Here’s an awesome question, and I’ll put a gentle notice here that it’s a discussion of consent, including the absence of consent:


Please define enthusiastic consent.


Enthusiastic consent is the gold standard consent. It’s not just an active “Yes” – which is bare minimum consent- it’s a “HOLY MOSES YES NOW PLEASE DO IT OH MY GOD THAT YEEEEEEEES!”

From the point of view of the dual control model,  enthusiastic consent happens when sexually relevant things are activating your brain’s sexual “accelerator,” and nothing, no potential threats at all, are hitting your brain’s sexual “brakes.” The “ons” are turned on and the “offs” are nowhere in sight.

excited friendsWhich is what makes enthusiastic consent so difficult.

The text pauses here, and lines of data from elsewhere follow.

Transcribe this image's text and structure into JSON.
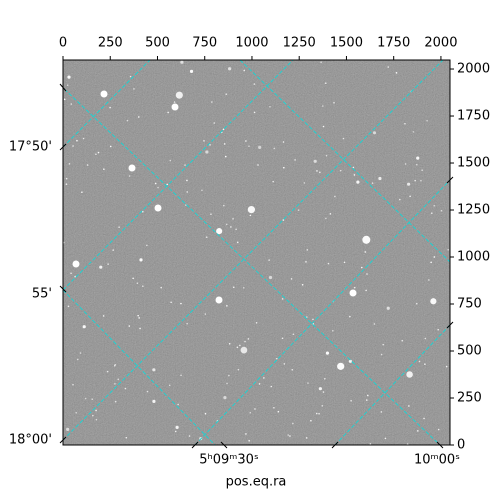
{
  "chart_data": {
    "type": "image",
    "x_label": "pos.eq.ra",
    "xlim": [
      0,
      2048
    ],
    "ylim": [
      0,
      2048
    ],
    "xticks": [
      0,
      250,
      500,
      750,
      1000,
      1250,
      1500,
      1750,
      2000
    ],
    "yticks": [
      0,
      250,
      500,
      750,
      1000,
      1250,
      1500,
      1750,
      2000
    ],
    "ra_tick_labels": [
      "5ʰ09ᵐ30ˢ",
      "10ᵐ00ˢ"
    ],
    "dec_tick_labels": [
      "17°50'",
      "55'",
      "18°00'"
    ]
  }
}
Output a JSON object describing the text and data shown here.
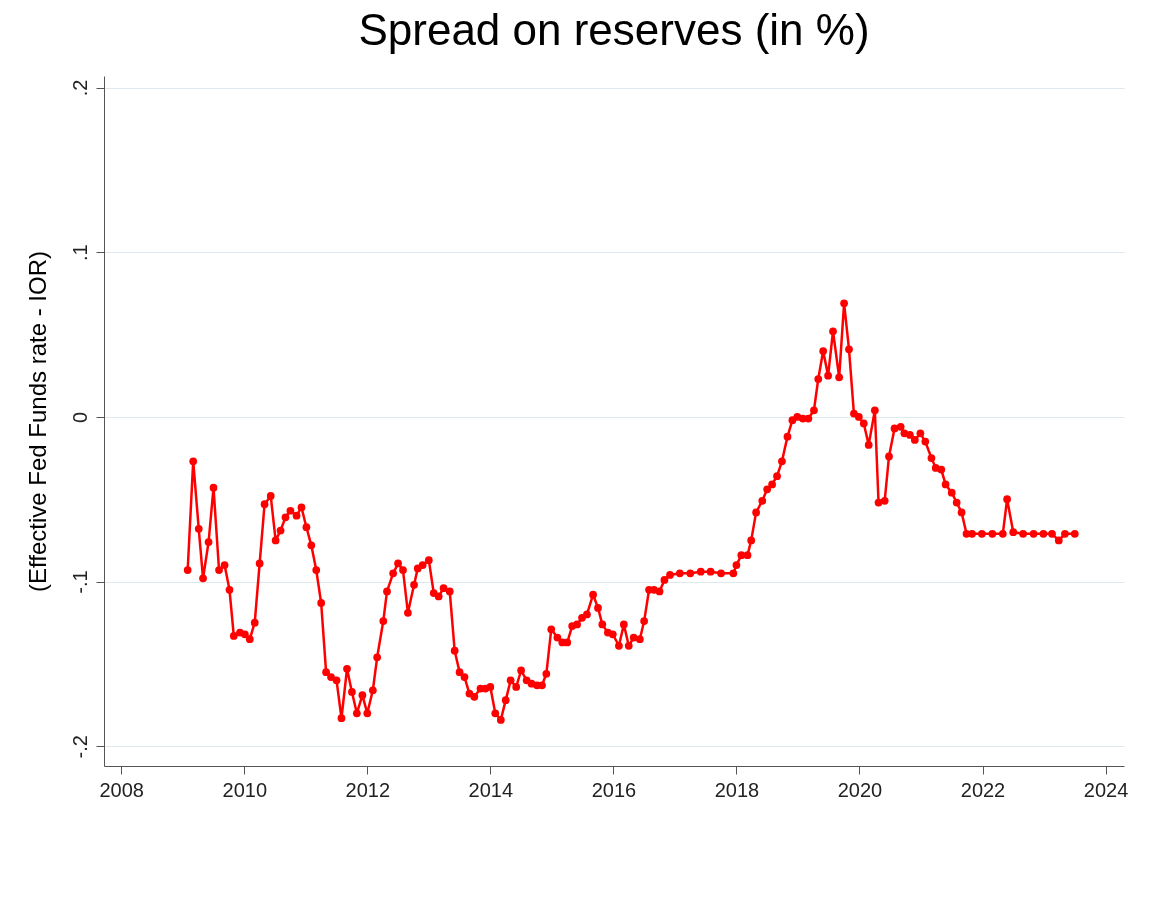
{
  "chart_data": {
    "type": "line",
    "title": "Spread on reserves (in %)",
    "ylabel": "(Effective Fed Funds rate - IOR)",
    "xlim": [
      2007.72,
      2024.3
    ],
    "xticks": [
      2008,
      2010,
      2012,
      2014,
      2016,
      2018,
      2020,
      2022,
      2024
    ],
    "ylim": [
      -0.212,
      0.207
    ],
    "yticks": [
      {
        "value": -0.2,
        "label": "-.2"
      },
      {
        "value": -0.1,
        "label": "-.1"
      },
      0,
      {
        "value": 0.1,
        "label": ".1"
      },
      {
        "value": 0.2,
        "label": ".2"
      }
    ],
    "grid": "y",
    "marker": "circle",
    "line_style": "solid",
    "series": [
      {
        "color": "#ff0000",
        "x": [
          2009.08,
          2009.17,
          2009.26,
          2009.33,
          2009.42,
          2009.5,
          2009.59,
          2009.68,
          2009.76,
          2009.83,
          2009.93,
          2010.01,
          2010.09,
          2010.17,
          2010.25,
          2010.33,
          2010.43,
          2010.51,
          2010.59,
          2010.67,
          2010.75,
          2010.85,
          2010.93,
          2011.01,
          2011.09,
          2011.17,
          2011.25,
          2011.33,
          2011.41,
          2011.5,
          2011.58,
          2011.67,
          2011.75,
          2011.83,
          2011.92,
          2012.0,
          2012.09,
          2012.16,
          2012.26,
          2012.32,
          2012.42,
          2012.5,
          2012.58,
          2012.66,
          2012.76,
          2012.82,
          2012.9,
          2013.0,
          2013.08,
          2013.16,
          2013.24,
          2013.34,
          2013.42,
          2013.5,
          2013.58,
          2013.66,
          2013.74,
          2013.84,
          2013.92,
          2014.0,
          2014.08,
          2014.17,
          2014.25,
          2014.33,
          2014.42,
          2014.5,
          2014.59,
          2014.67,
          2014.76,
          2014.84,
          2014.91,
          2014.99,
          2015.09,
          2015.17,
          2015.25,
          2015.33,
          2015.41,
          2015.49,
          2015.57,
          2015.67,
          2015.75,
          2015.82,
          2015.91,
          2015.99,
          2016.09,
          2016.17,
          2016.25,
          2016.33,
          2016.43,
          2016.5,
          2016.58,
          2016.66,
          2016.75,
          2016.83,
          2016.92,
          2017.08,
          2017.25,
          2017.42,
          2017.58,
          2017.75,
          2017.95,
          2018.0,
          2018.08,
          2018.18,
          2018.24,
          2018.32,
          2018.42,
          2018.5,
          2018.58,
          2018.66,
          2018.74,
          2018.83,
          2018.91,
          2018.99,
          2019.08,
          2019.17,
          2019.26,
          2019.33,
          2019.41,
          2019.49,
          2019.57,
          2019.67,
          2019.75,
          2019.83,
          2019.91,
          2019.99,
          2020.07,
          2020.15,
          2020.25,
          2020.31,
          2020.41,
          2020.48,
          2020.57,
          2020.67,
          2020.73,
          2020.82,
          2020.9,
          2020.99,
          2021.07,
          2021.17,
          2021.24,
          2021.33,
          2021.4,
          2021.5,
          2021.58,
          2021.66,
          2021.74,
          2021.83,
          2021.99,
          2022.16,
          2022.33,
          2022.4,
          2022.5,
          2022.66,
          2022.83,
          2022.99,
          2023.13,
          2023.24,
          2023.34,
          2023.5
        ],
        "values": [
          -0.093,
          -0.027,
          -0.068,
          -0.098,
          -0.076,
          -0.043,
          -0.093,
          -0.09,
          -0.105,
          -0.133,
          -0.131,
          -0.132,
          -0.135,
          -0.125,
          -0.089,
          -0.053,
          -0.048,
          -0.075,
          -0.069,
          -0.061,
          -0.057,
          -0.06,
          -0.055,
          -0.067,
          -0.078,
          -0.093,
          -0.113,
          -0.155,
          -0.158,
          -0.16,
          -0.183,
          -0.153,
          -0.167,
          -0.18,
          -0.169,
          -0.18,
          -0.166,
          -0.146,
          -0.124,
          -0.106,
          -0.095,
          -0.089,
          -0.093,
          -0.119,
          -0.102,
          -0.092,
          -0.09,
          -0.087,
          -0.107,
          -0.109,
          -0.104,
          -0.106,
          -0.142,
          -0.155,
          -0.158,
          -0.168,
          -0.17,
          -0.165,
          -0.165,
          -0.164,
          -0.18,
          -0.184,
          -0.172,
          -0.16,
          -0.164,
          -0.154,
          -0.16,
          -0.162,
          -0.163,
          -0.163,
          -0.156,
          -0.129,
          -0.134,
          -0.137,
          -0.137,
          -0.127,
          -0.126,
          -0.122,
          -0.12,
          -0.108,
          -0.116,
          -0.126,
          -0.131,
          -0.132,
          -0.139,
          -0.126,
          -0.139,
          -0.134,
          -0.135,
          -0.124,
          -0.105,
          -0.105,
          -0.106,
          -0.099,
          -0.096,
          -0.095,
          -0.095,
          -0.094,
          -0.094,
          -0.095,
          -0.095,
          -0.09,
          -0.084,
          -0.084,
          -0.075,
          -0.058,
          -0.051,
          -0.044,
          -0.041,
          -0.036,
          -0.027,
          -0.012,
          -0.002,
          0.0,
          -0.001,
          -0.001,
          0.004,
          0.023,
          0.04,
          0.025,
          0.052,
          0.024,
          0.069,
          0.041,
          0.002,
          0.0,
          -0.004,
          -0.017,
          0.004,
          -0.052,
          -0.051,
          -0.024,
          -0.007,
          -0.006,
          -0.01,
          -0.011,
          -0.014,
          -0.01,
          -0.015,
          -0.025,
          -0.031,
          -0.032,
          -0.041,
          -0.046,
          -0.052,
          -0.058,
          -0.071,
          -0.071,
          -0.071,
          -0.071,
          -0.071,
          -0.05,
          -0.07,
          -0.071,
          -0.071,
          -0.071,
          -0.071,
          -0.075,
          -0.071,
          -0.071
        ]
      }
    ]
  }
}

The “potential threats” that hit the brake are not just the straightforward things like “Am I at risk for STI transmission, unwanted pregnancy, relationship consequences, or social reputation costs?”  The brakes can also be hit by things that are embedded deep in our culture. The brakes can be hit by sexual shame and disgust, by body self-criticism, by guilt about the very act of receiving pleasure.

These are things that many of us carry around inside our bodies every day, so that even under the most sex positive conditions, there is still a part of us that is holding back, unable to abandon itself to the full-throated YES of enthusiastic consent.

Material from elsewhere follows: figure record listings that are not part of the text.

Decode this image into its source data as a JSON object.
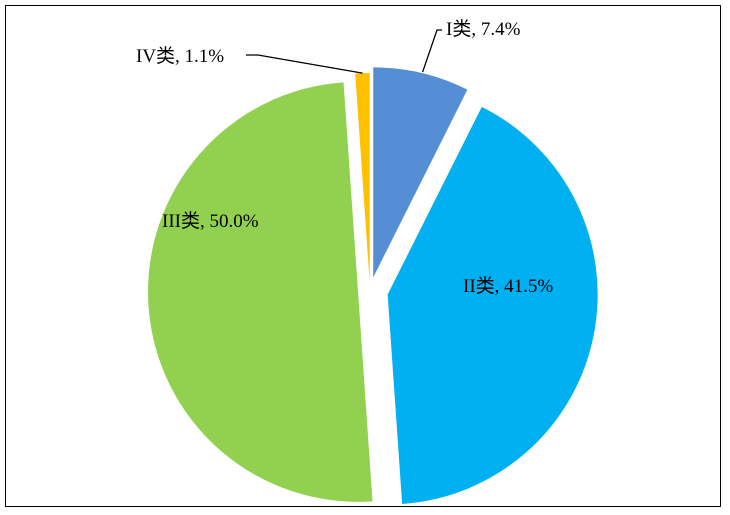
{
  "chart_data": {
    "type": "pie",
    "title": "",
    "slices": [
      {
        "name": "I类",
        "value": 7.4,
        "label": "I类, 7.4%",
        "color": "#558ED5"
      },
      {
        "name": "II类",
        "value": 41.5,
        "label": "II类, 41.5%",
        "color": "#00B0F0"
      },
      {
        "name": "III类",
        "value": 50.0,
        "label": "III类, 50.0%",
        "color": "#92D050"
      },
      {
        "name": "IV类",
        "value": 1.1,
        "label": "IV类, 1.1%",
        "color": "#FFC000"
      }
    ],
    "legend": "none",
    "exploded": true,
    "start": "top, clockwise"
  }
}
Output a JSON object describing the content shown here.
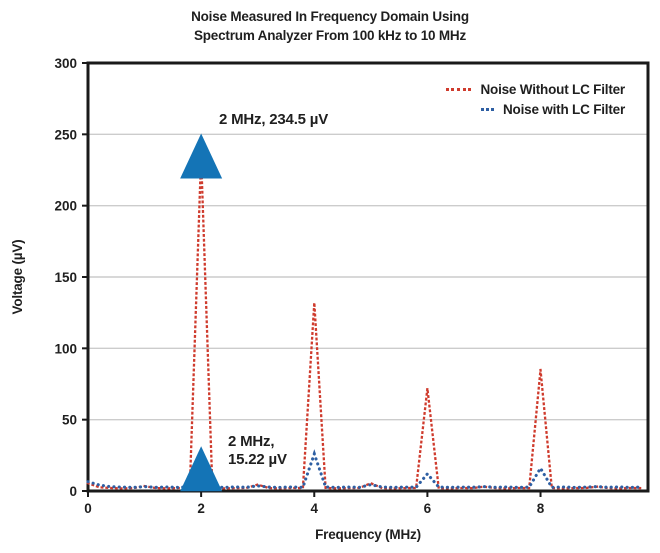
{
  "chart_data": {
    "type": "line",
    "title": "Noise Measured In Frequency Domain Using Spectrum Analyzer From 100 kHz to 10 MHz",
    "title_lines": [
      "Noise Measured In Frequency Domain Using",
      "Spectrum Analyzer From 100 kHz to 10 MHz"
    ],
    "xlabel": "Frequency (MHz)",
    "ylabel": "Voltage (µV)",
    "xlim": [
      0,
      9.9
    ],
    "ylim": [
      0,
      300
    ],
    "x_ticks": [
      0,
      2,
      4,
      6,
      8
    ],
    "y_ticks": [
      0,
      50,
      100,
      150,
      200,
      250,
      300
    ],
    "grid": "horizontal-light",
    "legend_position": "top-right-inside",
    "x": [
      0,
      0.2,
      0.4,
      0.6,
      0.8,
      1.0,
      1.2,
      1.4,
      1.6,
      1.8,
      2.0,
      2.2,
      2.4,
      2.6,
      2.8,
      3.0,
      3.2,
      3.4,
      3.6,
      3.8,
      4.0,
      4.2,
      4.4,
      4.6,
      4.8,
      5.0,
      5.2,
      5.4,
      5.6,
      5.8,
      6.0,
      6.2,
      6.4,
      6.6,
      6.8,
      7.0,
      7.2,
      7.4,
      7.6,
      7.8,
      8.0,
      8.2,
      8.4,
      8.6,
      8.8,
      9.0,
      9.2,
      9.4,
      9.6,
      9.8
    ],
    "series": [
      {
        "name": "Noise Without LC Filter",
        "color": "#cf3b2d",
        "line_style": "dotted",
        "values": [
          5.5,
          2.6,
          2.1,
          1.8,
          2.0,
          3.4,
          2.0,
          1.8,
          2.1,
          2.0,
          234.5,
          2.1,
          1.8,
          2.0,
          2.1,
          4.5,
          2.0,
          1.8,
          2.1,
          2.0,
          132,
          2.1,
          1.8,
          2.0,
          2.1,
          5.5,
          2.0,
          1.8,
          2.0,
          2.1,
          72,
          2.0,
          1.8,
          2.1,
          2.0,
          3.0,
          2.0,
          1.8,
          2.1,
          2.0,
          85,
          2.1,
          1.8,
          2.0,
          2.1,
          3.0,
          2.0,
          1.8,
          2.1,
          2.0
        ]
      },
      {
        "name": "Noise with LC Filter",
        "color": "#2e5fa3",
        "line_style": "dotted",
        "values": [
          6.5,
          4.2,
          3.0,
          2.7,
          2.5,
          3.1,
          2.6,
          2.8,
          2.5,
          2.9,
          15.22,
          2.8,
          2.5,
          2.8,
          2.6,
          3.6,
          2.7,
          2.5,
          2.8,
          2.6,
          26,
          2.8,
          2.5,
          2.7,
          2.6,
          4.4,
          2.8,
          2.5,
          2.7,
          2.6,
          12,
          2.8,
          2.5,
          2.7,
          2.6,
          3.1,
          2.6,
          2.8,
          2.5,
          2.7,
          16,
          2.6,
          2.8,
          2.5,
          2.7,
          3.1,
          2.6,
          2.8,
          2.5,
          2.7
        ]
      }
    ],
    "peaks": {
      "without_filter_uV": [
        [
          2,
          234.5
        ],
        [
          4,
          132
        ],
        [
          6,
          72
        ],
        [
          8,
          85
        ]
      ],
      "with_filter_uV": [
        [
          2,
          15.22
        ],
        [
          4,
          26
        ],
        [
          6,
          12
        ],
        [
          8,
          16
        ]
      ]
    },
    "annotations": [
      {
        "text": "2 MHz, 234.5 µV",
        "x_mhz": 2,
        "y_uv": 234.5,
        "marker": "triangle-up",
        "marker_color": "#1474b6"
      },
      {
        "text_lines": [
          "2 MHz,",
          "15.22 µV"
        ],
        "x_mhz": 2,
        "y_uv": 15.22,
        "marker": "triangle-up",
        "marker_color": "#1474b6"
      }
    ],
    "colors": {
      "grid": "#cccccc",
      "frame": "#1a1a1a",
      "text": "#1f1f1f"
    }
  }
}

And that’s why enthusiastic consent is the gold standard, not the minimum standard. We all have that cultural shit. It doesn’t go away, just because you love your partner, love sex, want sex in general, and want this particular sex. If enthusiastic consent were the minimum standard, a lot of us would never even get started

(This is the thing about the dual control model: the accelerator can be pushed all the way to the floor, but if the brake is on… you’ll just spin in circles.)

An excellent alternative is what I’ve started calling “open” consent, based on a suggestion by a student. If you have responsive desire, rather than spontaneous desire – that is, if your desire for sex emerges only in a highly erotic context – then you’re going to experience “opennness” more often than “enthusiastic consent.

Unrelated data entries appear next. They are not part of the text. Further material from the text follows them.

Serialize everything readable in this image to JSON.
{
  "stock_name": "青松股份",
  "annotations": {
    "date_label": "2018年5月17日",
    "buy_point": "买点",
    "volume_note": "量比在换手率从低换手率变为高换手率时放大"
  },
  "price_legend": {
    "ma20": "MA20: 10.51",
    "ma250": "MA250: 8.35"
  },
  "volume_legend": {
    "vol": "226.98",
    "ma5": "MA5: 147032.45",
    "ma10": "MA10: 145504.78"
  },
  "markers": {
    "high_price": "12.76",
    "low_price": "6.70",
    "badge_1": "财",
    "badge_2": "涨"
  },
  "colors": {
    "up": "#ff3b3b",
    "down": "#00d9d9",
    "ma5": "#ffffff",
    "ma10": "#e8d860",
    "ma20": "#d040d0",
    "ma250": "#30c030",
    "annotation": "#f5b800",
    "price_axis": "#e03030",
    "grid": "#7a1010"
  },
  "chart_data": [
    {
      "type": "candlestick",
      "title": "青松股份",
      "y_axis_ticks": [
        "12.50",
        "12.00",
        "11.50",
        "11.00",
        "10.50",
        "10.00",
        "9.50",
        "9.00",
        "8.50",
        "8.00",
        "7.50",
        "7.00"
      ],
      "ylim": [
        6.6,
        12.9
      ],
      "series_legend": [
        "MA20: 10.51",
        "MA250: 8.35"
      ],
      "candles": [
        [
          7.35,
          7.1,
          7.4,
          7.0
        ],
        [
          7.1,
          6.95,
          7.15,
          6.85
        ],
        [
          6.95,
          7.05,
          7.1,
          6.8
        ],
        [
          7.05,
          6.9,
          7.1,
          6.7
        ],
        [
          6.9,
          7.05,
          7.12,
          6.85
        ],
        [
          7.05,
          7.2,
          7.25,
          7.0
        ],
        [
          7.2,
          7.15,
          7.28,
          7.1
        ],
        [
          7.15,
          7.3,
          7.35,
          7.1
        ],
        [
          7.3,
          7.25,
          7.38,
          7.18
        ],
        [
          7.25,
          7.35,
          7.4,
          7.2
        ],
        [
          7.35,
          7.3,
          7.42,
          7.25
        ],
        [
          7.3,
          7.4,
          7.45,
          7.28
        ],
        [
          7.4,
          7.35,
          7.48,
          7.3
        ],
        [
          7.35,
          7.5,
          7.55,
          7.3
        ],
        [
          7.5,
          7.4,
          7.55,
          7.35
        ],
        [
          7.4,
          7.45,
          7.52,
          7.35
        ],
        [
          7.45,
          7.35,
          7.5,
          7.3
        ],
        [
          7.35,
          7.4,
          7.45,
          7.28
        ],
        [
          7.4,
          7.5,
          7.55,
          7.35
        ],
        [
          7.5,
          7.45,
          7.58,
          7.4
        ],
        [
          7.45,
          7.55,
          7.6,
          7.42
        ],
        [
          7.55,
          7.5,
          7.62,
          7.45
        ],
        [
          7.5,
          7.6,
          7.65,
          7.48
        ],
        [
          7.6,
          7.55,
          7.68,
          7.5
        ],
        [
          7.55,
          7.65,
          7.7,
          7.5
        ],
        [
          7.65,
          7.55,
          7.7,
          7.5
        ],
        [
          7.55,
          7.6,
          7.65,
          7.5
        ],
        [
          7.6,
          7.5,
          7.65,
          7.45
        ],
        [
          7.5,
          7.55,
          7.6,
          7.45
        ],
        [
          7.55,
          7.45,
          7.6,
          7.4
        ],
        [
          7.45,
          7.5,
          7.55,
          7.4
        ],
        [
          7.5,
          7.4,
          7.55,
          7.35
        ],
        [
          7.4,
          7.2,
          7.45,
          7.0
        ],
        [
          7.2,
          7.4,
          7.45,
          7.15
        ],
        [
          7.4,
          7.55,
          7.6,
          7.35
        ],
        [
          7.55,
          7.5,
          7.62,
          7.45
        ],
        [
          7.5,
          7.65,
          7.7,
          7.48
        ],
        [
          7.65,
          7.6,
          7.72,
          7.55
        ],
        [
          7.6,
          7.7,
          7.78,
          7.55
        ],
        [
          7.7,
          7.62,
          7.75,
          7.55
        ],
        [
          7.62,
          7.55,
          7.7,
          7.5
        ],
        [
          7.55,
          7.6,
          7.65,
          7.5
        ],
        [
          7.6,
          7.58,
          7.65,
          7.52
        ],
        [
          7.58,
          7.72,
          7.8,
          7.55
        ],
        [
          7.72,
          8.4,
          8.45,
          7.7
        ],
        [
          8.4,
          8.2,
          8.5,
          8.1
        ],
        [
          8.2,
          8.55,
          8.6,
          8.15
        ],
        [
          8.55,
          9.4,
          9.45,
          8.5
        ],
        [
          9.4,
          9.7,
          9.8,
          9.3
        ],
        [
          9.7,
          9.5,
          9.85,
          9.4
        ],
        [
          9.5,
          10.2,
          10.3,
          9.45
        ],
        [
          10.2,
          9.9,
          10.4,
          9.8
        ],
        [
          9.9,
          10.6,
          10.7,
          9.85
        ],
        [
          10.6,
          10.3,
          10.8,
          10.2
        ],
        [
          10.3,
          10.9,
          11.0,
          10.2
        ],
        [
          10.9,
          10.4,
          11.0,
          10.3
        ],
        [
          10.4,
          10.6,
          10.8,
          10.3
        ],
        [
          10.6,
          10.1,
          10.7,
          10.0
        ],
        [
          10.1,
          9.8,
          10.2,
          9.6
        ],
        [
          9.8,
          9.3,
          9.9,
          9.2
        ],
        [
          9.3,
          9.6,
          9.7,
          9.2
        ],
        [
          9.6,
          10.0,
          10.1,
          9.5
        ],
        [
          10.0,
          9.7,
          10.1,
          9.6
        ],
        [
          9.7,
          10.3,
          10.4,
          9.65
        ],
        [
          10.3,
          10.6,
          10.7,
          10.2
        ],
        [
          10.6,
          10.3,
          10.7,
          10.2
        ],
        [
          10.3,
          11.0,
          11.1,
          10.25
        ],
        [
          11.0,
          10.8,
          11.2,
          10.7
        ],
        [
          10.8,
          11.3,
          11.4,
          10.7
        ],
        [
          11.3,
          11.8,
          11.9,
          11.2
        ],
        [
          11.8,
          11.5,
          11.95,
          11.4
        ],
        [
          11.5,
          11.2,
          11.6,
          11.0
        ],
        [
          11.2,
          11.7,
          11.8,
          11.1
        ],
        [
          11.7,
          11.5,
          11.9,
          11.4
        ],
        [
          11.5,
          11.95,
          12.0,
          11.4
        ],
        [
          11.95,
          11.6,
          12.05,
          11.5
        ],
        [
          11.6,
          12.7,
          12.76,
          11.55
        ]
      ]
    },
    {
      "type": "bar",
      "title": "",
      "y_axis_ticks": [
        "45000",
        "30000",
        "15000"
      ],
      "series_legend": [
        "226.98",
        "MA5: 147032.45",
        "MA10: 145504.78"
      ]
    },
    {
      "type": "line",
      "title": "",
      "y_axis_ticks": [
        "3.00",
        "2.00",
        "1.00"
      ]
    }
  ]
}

Open consent, in terms of the dual control model, happens when the brakes are on no more than usual – that is, there’s nothing about the present circumstances that are hitting the brakes more than usual, and you anticipate that if you say yes, good things will happen that will activate the accelerator.

A simple analogy might help us to understand the qualitative difference between “enthusiastic” and “open”:

Imagine if you and a friend are ordering a pizza. You’re choosing toppings together. And your friend says, “How about this…” and proceeds to describe a pizza that you would definitely be interested in eating if it were delivered to your door in a hot cardboard box.

“Sure, that sounds good!” you say.

Consent. Opennness. 100% yes.

But what if your friend describes exactly the pizza you are most in the mood for right now, an amazing pizza, better than anything you had even imagined. so delicious sounding that you can’t stop imagining that moment when the delivery person knocks on the door and hands it over.

“OH MY GOD YES!” you say.

Enthusiastic consent.

Both kinds of consent can result in some highly satisfying pizza-eating. Highly satisfying. Both kinds of consent can result in some disappointing pizza, too – it depends on the pizza, if you see what I mean.

In short: Enthusiastic consent is when your accelerator is already being activated AND your brakes are disengaged. Open consent is when you expect your accelerator will be activated if you say yes, and your brakes are no more engaged than they usually are.